Cette mission se décline autour de quatre activités : la recherche des membres de la famille, l’appui à la démarche de réunification familiale lorsque la Croix-Rouge a retrouvé les proches, la transmission de nouvelles familiales lorsque tous les autres moyens de communication sont bloqués ou inaccessibles et la délivrance de certains documents par le Comité international de la Croix-Rouge pour faire valoir un droit ou par les États – documents d’état civil, certificats, attestations diverses.
Pour lui permettre de retrouver plus facilement une personne recherchée dans le cadre de sa mission de rétablissement des liens familiaux, la présente proposition de loi accorde à la Croix-Rouge française des dérogations ciblées, afin d’obtenir des administrations françaises, entendues au sens large, communication de documents administratifs comprenant des données à caractère nominatif, en vue de retrouver la personne. Cette proposition de loi résulte d’un travail de longue haleine que nous poursuivons depuis deux ans déjà : c’est pourquoi je suis très heureuse qu’elle soit désormais inscrite à l’ordre du jour de notre assemblée, d’autant que nous venons tous d’être sollicités dans le cadre des journées nationales de la Croix-Rouge française.
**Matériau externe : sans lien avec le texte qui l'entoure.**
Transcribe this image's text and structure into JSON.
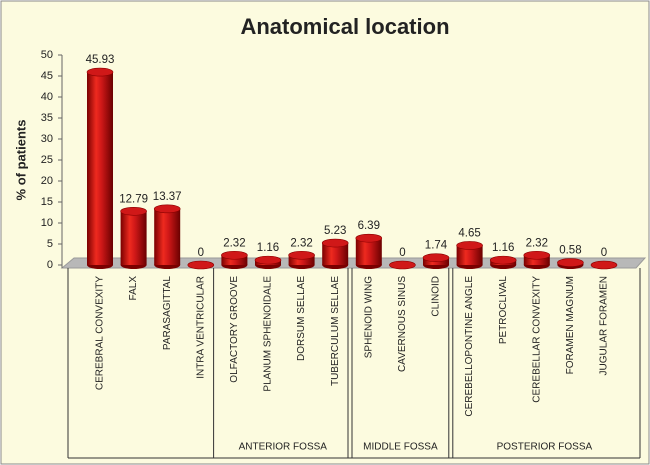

Comme vous le savez, la Croix-Rouge est une organisation structurante, exerçant depuis 150 ans un rôle essentiel dans notre pays. Elle est la première association française, tant par la diversité de ses interventions dans le domaine de l’action sociale, médico-sociale, sanitaire et humanitaire, en France et à l’étranger, que par la densité de son maillage territorial : 910 délégations locales, 50 000 bénévoles et 189 autres sociétés nationales dans son réseau international.
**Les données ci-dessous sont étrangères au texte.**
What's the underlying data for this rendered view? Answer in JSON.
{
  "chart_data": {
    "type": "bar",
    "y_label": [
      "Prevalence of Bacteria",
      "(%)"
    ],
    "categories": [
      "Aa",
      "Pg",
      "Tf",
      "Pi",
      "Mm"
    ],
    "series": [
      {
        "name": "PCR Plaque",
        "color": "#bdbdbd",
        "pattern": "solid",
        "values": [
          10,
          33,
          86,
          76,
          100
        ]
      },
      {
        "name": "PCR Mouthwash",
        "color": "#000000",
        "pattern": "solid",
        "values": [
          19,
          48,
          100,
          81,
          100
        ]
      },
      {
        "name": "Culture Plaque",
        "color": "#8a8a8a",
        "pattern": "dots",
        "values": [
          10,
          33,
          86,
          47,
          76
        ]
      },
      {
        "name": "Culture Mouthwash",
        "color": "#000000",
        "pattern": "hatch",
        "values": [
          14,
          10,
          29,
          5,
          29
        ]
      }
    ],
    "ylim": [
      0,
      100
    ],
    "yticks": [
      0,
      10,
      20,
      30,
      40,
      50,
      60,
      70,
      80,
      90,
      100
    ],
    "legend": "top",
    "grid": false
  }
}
L’objectif de cette proposition de loi est simple : il s’agit d’aider des familles installées en France ou à l’étranger à retrouver, par l’intermédiaire du Mouvement international de la Croix-Rouge, des proches desquels elles ont été séparées dans des situations violentes ou traumatiques : sont ici visées les situations de guerre, de conflit armé, d’attentat, de catastrophe naturelle ou humanitaire. En revanche, sont exclues, par exemple, les recherches de personnes disparues dans des conditions suspectes, les recherches généalogiques, ou celles qui résultent d’une procédure d’adoption, pour lesquelles les services de rétablissement des liens familiaux de la Croix-Rouge ne sauraient être compétents.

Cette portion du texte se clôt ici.